The WG901 accelerometer is a versatile sensor capable of measuring acceleration along multiple axes. It is an essential component in modern electronics, providing critical data for motion detection, orientation, and dynamic acceleration. Common applications include smartphones, wearables, gaming devices, vehicle dynamics, and industrial machinery monitoring.

• Voltage Supply Range: 2.4V to 3.6V
• Measurement Range: ±2g/±4g/±8g/±16g (selectable)
• Sensitivity (Selectable): 256 LSB/g @ 2g to 64 LSB/g @ 16g
• Output Data Rate (ODR): 1 Hz to 5.3 kHz
• Interface: I2C/SPI (selectable)
• Operating Temperature: -40°C to +85°C

1. Power Supply: Connect VDD to a 2.4V to 3.6V power source and GND to the system ground.
2. Communication Interface: Choose between I2C or SPI for communication and connect SCL/SPC and SDA/SDI accordingly. If using SPI, also connect SDO and CS.
3. Interrupts: Optionally, connect INT1 and INT2 to microcontroller interrupt pins for motion detection or data-ready signals.

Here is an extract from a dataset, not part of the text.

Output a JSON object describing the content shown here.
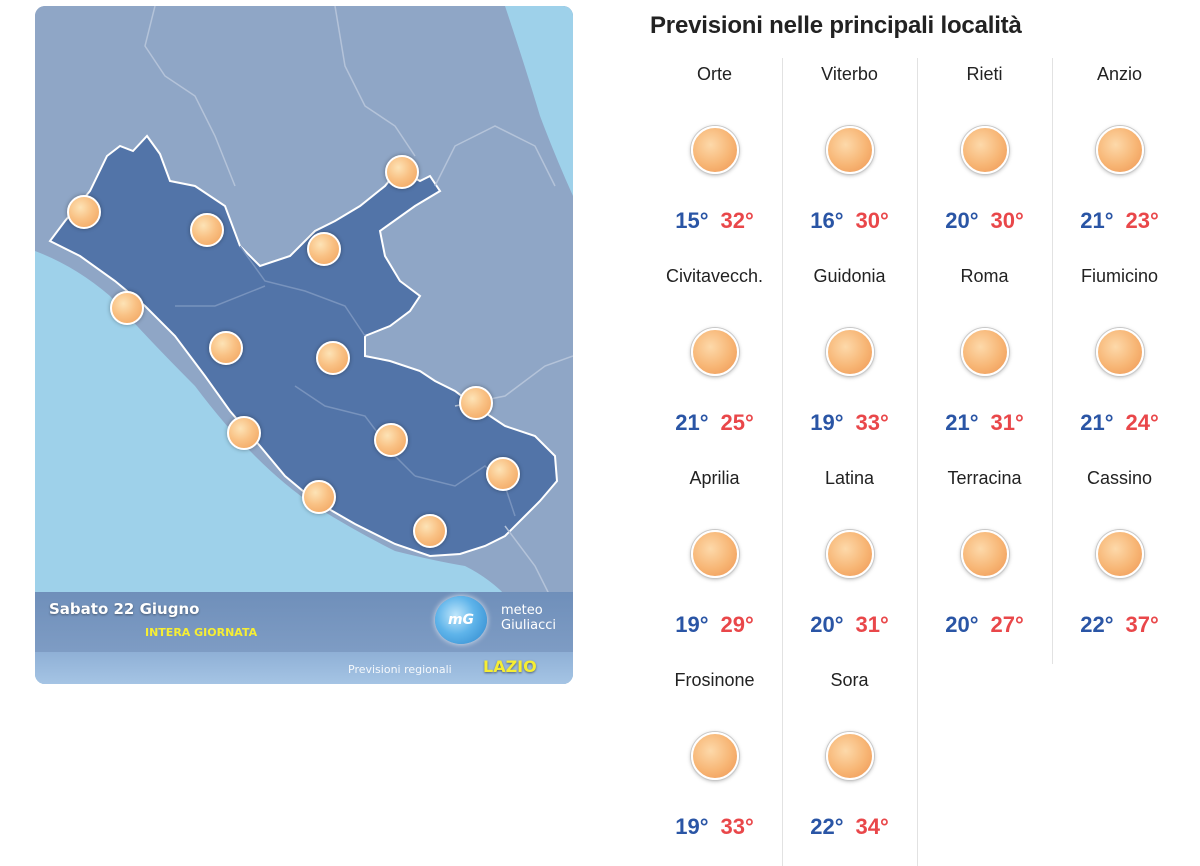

• Use decoupling capacitors close to the power pins to filter out noise.
• Ensure that the I2C/SPI lines have appropriate pull-up resistors.
• Mount the accelerometer firmly to avoid false readings due to mechanical vibrations.
• Calibrate the sensor for accurate measurements.

#include <Wire.h>

// WG901 I2C address (check datasheet for your device's address)
#define WG901_I2C_ADDRESS 0x1D

// Register addresses (refer to the WG901 datasheet)
#define REG_CTRL1 0x20
#define REG_OUT_X 0x29

void setup() {
  Wire.begin(); // Initialize I2C
  Serial.begin(9600); // Start serial communication at 9600 baud

  // Initialize WG901 (set ODR, measurement range, etc.)
  Wire.beginTransmission(WG901_I2C_ADDRESS);
  Wire.write(REG_CTRL1);
  Wire.write(0x57); // Example configuration byte
  Wire.endTransmission();
}

void loop() {
  int16_t xAccel = readAcceleration(REG_OUT_X);
  Serial.print("X-Axis Acceleration: ");
  Serial.println(xAccel);
  delay(100); // Read every 100 milliseconds
}

int16_t readAcceleration(byte regAddress) {
  Wire.beginTransmission(WG901_I2C_ADDRESS);
  Wire.write(regAddress);
  Wire.endTransmission(false);
  Wire.requestFrom(WG901_I2C_ADDRESS, 2, true);

  byte lowByte = Wire.read();
  byte highByte = Wire.read();

  // Combine the two bytes into a 16-bit value and return it
  return (int16_t)((highByte << 8) | lowByte);
}

• No Data Output: Ensure that the power supply is within the specified range and that the I2C/SPI connections are correct.
• Inaccurate Readings: Verify that the accelerometer is properly calibrated and mounted securely.
• Communication Errors: Check for proper pull-up resistors on the I2C/SPI lines and absence of signal noise.

Q: How do I change the measurement range? A: Modify the configuration byte sent to the REG_CTRL1 register to select the desired range.

Q: Can I use both I2C and SPI simultaneously? A: No, you must select one communication protocol and configure the device accordingly.

Q: What is the purpose of the INT1 and INT2 pins? A: These pins can be configured to output interrupt signals for events like data ready, free-fall detection, or motion detection.

Q: How do I interpret the raw acceleration data? A: The raw data needs to be converted using the sensitivity level set by the measurement range. Refer to the datasheet for the conversion formula.

This documentation provides a foundational understanding of the WG901 accelerometer and how to integrate it into electronic projects. For more detailed information, always refer to the manufacturer's datasheet.